Answer: Blossom end rot occurs at the end opposite the stem and consists of a round mushy black spot. It is essentially caused by a calcium deficiency in the soil and usually shows when there is uneven soil moisture. Potting soil can be unpredictable and often shows deficiencies, so this is a possibility. At this point you might want to try one of the calcium sprays formulated specifically to prevent blossom end rot. Also make sure your fertilizer
includes micronutrients -- for the same reason an occasional top dressing of compost might also be a good idea.

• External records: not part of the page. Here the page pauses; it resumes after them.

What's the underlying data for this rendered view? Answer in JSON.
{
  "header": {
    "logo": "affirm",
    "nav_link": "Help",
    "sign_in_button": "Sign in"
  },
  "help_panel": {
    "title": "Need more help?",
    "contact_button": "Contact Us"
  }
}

Black spots or dark sunken spots occurring on other parts of the tomato might be related to anthracnose which is a fungus and of course spread by rain or moisture from overhead watering. The usual control for this unfortunately is to remove infected plants. Other preventions are to avoid working in the plants when they are wet and making sure the soil is well drained -- if you are overwatering or if your potting soil is not a free draining one then this could be a contributing factor as well. If this is the problem, you will also need to replace the potting soil before planting tomatoes or other plants susceptible to anthracnose.
Another possible cause could be bacterial spot. Again this is a wet foliage problem but you should probably be seeing spots on the leaves as well as the fruit. Control includes picking and removing affected leaves and fruit and keeping the foliage dry.